La grande ondata di innovazione e di evoluzione data dalla modernità ha portato ad una completa ridefinizione degli stili di vita, dei consumi e delle abitudini alimentari.

 

La cucina, considerata da sempre il focolare domestico per eccellenza, un luogo di unione, di socializzazione e di sperimentazione, oggi si ritrova ad aver subito importanti cambiamenti che hanno modificato il rapporto che gli individui instaurano con il cibo.

Tali trasformazioni hanno portato in primis ad una riduzione del tempo che viene passato davanti ai fornelli

Nelle grandi città sono ormai sempre più coloro che, per lavoro o per studio, si trovano costretti a dover pranzare fuori casa in strutture come mense, bar, uffici, scuole, università, ecc.
Ciò causa una sorta di impoverimento del tradizionale tessuto culinario delle regioni italiane.
Stando a quanto è emerso da diverse indagini di mercato:

  • circa 1/3 degli italiani dedica alla cucina all’incirca 5 ore settimanali (ovvero meno di 40 minuti al giorno)
  • 1/3 dedica invece alla cucina tra le 6 e le 10 ore settimanali
  • il 16% non cucina mai

Un tale scenario presenta così delle forti ripercussioni sulle pratiche di preparazione dei pasti, sulla tipologia dei piatti mangiati, sui momenti di consumo e sulla creatività delle ricette.
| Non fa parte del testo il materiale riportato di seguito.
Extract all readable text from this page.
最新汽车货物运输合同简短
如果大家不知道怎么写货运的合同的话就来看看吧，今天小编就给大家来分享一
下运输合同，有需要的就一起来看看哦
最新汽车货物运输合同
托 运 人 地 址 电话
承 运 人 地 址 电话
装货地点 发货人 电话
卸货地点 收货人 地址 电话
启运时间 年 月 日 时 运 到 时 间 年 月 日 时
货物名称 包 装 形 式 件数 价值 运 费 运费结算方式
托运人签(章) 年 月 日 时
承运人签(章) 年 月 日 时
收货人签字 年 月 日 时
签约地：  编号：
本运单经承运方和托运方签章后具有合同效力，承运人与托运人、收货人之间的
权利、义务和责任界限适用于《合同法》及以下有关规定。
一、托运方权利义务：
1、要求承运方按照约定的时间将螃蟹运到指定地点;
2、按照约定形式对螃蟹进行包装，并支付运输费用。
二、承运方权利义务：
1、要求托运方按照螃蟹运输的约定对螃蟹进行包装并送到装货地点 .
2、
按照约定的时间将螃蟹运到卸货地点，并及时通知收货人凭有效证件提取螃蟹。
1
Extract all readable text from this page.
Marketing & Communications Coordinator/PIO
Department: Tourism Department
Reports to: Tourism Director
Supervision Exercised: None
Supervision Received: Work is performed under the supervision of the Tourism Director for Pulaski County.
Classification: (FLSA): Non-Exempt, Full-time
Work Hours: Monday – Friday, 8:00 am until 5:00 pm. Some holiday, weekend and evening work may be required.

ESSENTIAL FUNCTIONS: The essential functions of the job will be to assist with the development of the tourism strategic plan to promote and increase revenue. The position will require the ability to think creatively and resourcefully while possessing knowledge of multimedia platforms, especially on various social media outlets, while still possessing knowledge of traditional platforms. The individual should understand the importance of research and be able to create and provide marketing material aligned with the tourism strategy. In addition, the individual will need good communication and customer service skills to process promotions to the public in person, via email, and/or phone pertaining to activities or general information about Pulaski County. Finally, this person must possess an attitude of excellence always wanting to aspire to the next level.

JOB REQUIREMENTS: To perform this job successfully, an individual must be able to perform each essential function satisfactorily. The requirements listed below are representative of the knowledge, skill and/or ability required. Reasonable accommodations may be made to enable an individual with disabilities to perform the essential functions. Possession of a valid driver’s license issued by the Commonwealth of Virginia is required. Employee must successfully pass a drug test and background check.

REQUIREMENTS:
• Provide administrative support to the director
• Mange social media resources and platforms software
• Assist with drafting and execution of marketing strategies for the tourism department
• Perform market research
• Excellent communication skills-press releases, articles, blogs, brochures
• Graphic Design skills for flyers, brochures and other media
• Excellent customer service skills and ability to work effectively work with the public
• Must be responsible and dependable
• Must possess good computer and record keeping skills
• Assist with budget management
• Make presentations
Tutto ciò viene spinto verso una sorta di omologazione dei pasti e dei gusti locali o, in particolare modo, dei sapori tipici della cucina italiana.

I piatti simbolo della nostra cultura, considerati un vero e proprio patrimonio della nostra civiltà e della nostra identità, rischiano di scomparire e di venir sostituiti da piatti meno laboriosi e che richiedono una preparazione più semplice e sbrigativa.

Ma se da una parte si va verso questa crisi della “vera cucina”, dall’altra si assiste alla sua ribalta.

Il desiderio di avvicinarsi ai sapori ed ai prodotti tradizionali della buona tavola diventa sempre più forte e travolgente.

Oggi si parla di cucina ovunque: all’interno dei programmi televisivi, nei salotti, nei ristoranti ma anche nel web e nei social network.

E’ proprio in tali ambienti che gli utenti si divertono inoltre a far sentire sempre più il loro coinvolgimento e la loro partecipazione attraverso la pubblicazione di recensioni, post, foto o commenti.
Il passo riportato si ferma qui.